# QT Plants-Marimo Moss Ball



## LizzyP (Jun 21, 2012)

I got a new Marimo Moss Ball yesterday and brought it home. I know you're supposed to QT them for 2 weeks. I changed the water it was in, and just put it back in it's original cup and set it next to my tank.

1. What should I be looking for so I know NOT to put it in my tank?
2. What are signs that I can put it in my tank
3. Do they need any special care?

Thanks
Lizzy


----------



## Destinystar (May 26, 2012)

Check for snails or snail eggs and change the water once a day and give it a squeeze to get all the dirt out then roll it around in the palm of your hand and put it back in the water.

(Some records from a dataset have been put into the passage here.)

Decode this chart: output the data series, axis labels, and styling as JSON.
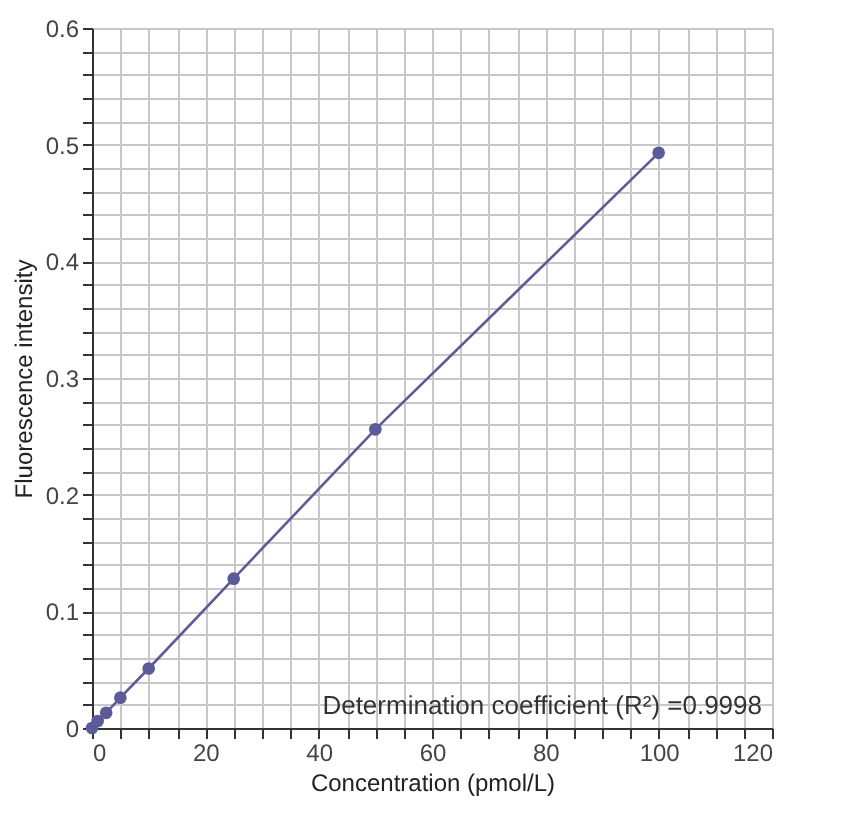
{
  "chart_data": {
    "type": "line",
    "xlabel": "Concentration (pmol/L)",
    "ylabel": "Fluorescence intensity",
    "x": [
      0,
      1,
      2.5,
      5,
      10,
      25,
      50,
      100
    ],
    "series": [
      {
        "color": "#5b5b9a",
        "values": [
          0,
          0.006,
          0.013,
          0.026,
          0.051,
          0.128,
          0.256,
          0.493
        ]
      }
    ],
    "marker": "circle",
    "line_style": "solid",
    "grid": true,
    "xlim": [
      0,
      120
    ],
    "xticks": [
      0,
      {
        "value": 5,
        "label": null
      },
      {
        "value": 10,
        "label": null
      },
      {
        "value": 15,
        "label": null
      },
      20,
      {
        "value": 25,
        "label": null
      },
      {
        "value": 30,
        "label": null
      },
      {
        "value": 35,
        "label": null
      },
      40,
      {
        "value": 45,
        "label": null
      },
      {
        "value": 50,
        "label": null
      },
      {
        "value": 55,
        "label": null
      },
      60,
      {
        "value": 65,
        "label": null
      },
      {
        "value": 70,
        "label": null
      },
      {
        "value": 75,
        "label": null
      },
      80,
      {
        "value": 85,
        "label": null
      },
      {
        "value": 90,
        "label": null
      },
      {
        "value": 95,
        "label": null
      },
      100,
      {
        "value": 105,
        "label": null
      },
      {
        "value": 110,
        "label": null
      },
      {
        "value": 115,
        "label": null
      },
      120
    ],
    "ylim": [
      0,
      0.6
    ],
    "yticks": [
      0,
      {
        "value": 0.02,
        "label": null
      },
      {
        "value": 0.04,
        "label": null
      },
      {
        "value": 0.06,
        "label": null
      },
      {
        "value": 0.08,
        "label": null
      },
      0.1,
      {
        "value": 0.12,
        "label": null
      },
      {
        "value": 0.14,
        "label": null
      },
      {
        "value": 0.16,
        "label": null
      },
      {
        "value": 0.18,
        "label": null
      },
      0.2,
      {
        "value": 0.22,
        "label": null
      },
      {
        "value": 0.24,
        "label": null
      },
      {
        "value": 0.26,
        "label": null
      },
      {
        "value": 0.28,
        "label": null
      },
      0.3,
      {
        "value": 0.32,
        "label": null
      },
      {
        "value": 0.34,
        "label": null
      },
      {
        "value": 0.36,
        "label": null
      },
      {
        "value": 0.38,
        "label": null
      },
      0.4,
      {
        "value": 0.42,
        "label": null
      },
      {
        "value": 0.44,
        "label": null
      },
      {
        "value": 0.46,
        "label": null
      },
      {
        "value": 0.48,
        "label": null
      },
      0.5,
      {
        "value": 0.52,
        "label": null
      },
      {
        "value": 0.54,
        "label": null
      },
      {
        "value": 0.56,
        "label": null
      },
      {
        "value": 0.58,
        "label": null
      },
      0.6
    ],
    "annotations": [
      "Determination coefficient (R²) =0.9998"
    ]
  }
}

No special care but I would put it somewhere it can get some light while you QT it. Wait a couple of weeks and drop it in your tank.


----------



## jake1515 (Feb 15, 2012)

I feel silly now. I just got a moss ball and had no idea I need to QT (stands for quarentine?). What will that mean potentially for my tank?


----------



## JackisLost (Feb 26, 2011)

jake1515 said:


> I feel silly now. I just got a moss ball and had no idea I need to QT (stands for quarentine?). What will that mean potentially for my tank?

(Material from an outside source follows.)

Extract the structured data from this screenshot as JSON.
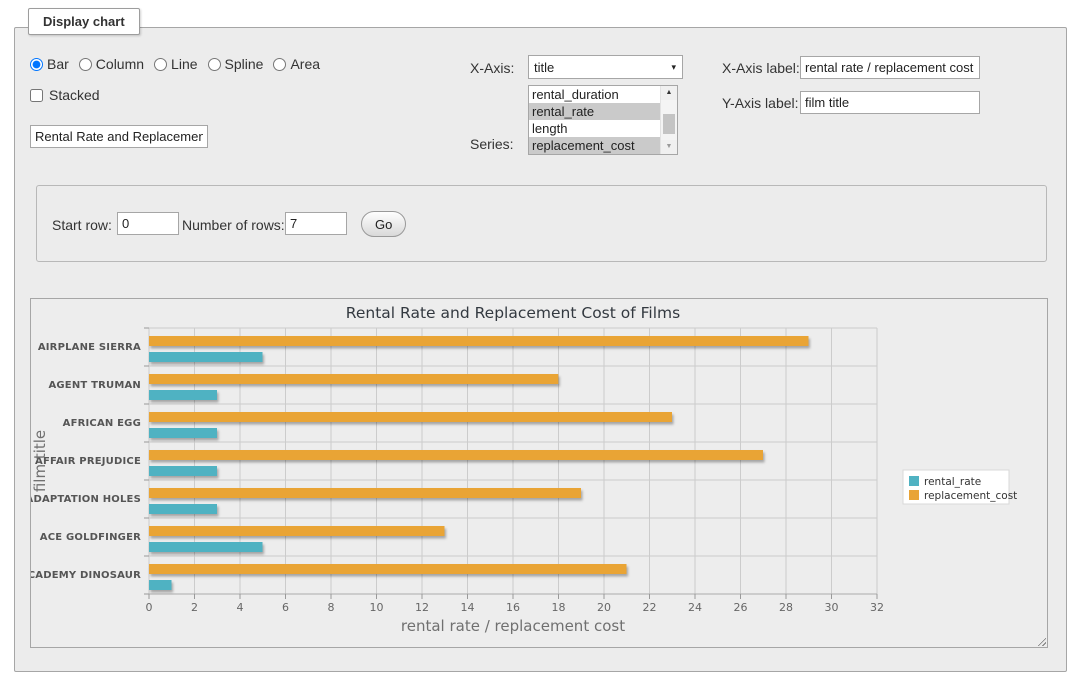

It just means that if the moss ball has pests attatched to it, you potentially introduce it to a tank that didn't have it. If you already put it in your tank then the deed is done, if nothing new is showing up then you got a little lucky


----------



## zzrguy (Jul 3, 2012)

I got my at Petsmart it came in it own little cup. They sit in that cup for weeks before you get them so I would reasonable think it came to you QT'ed.

If it came out of a tank I'd worry.


----------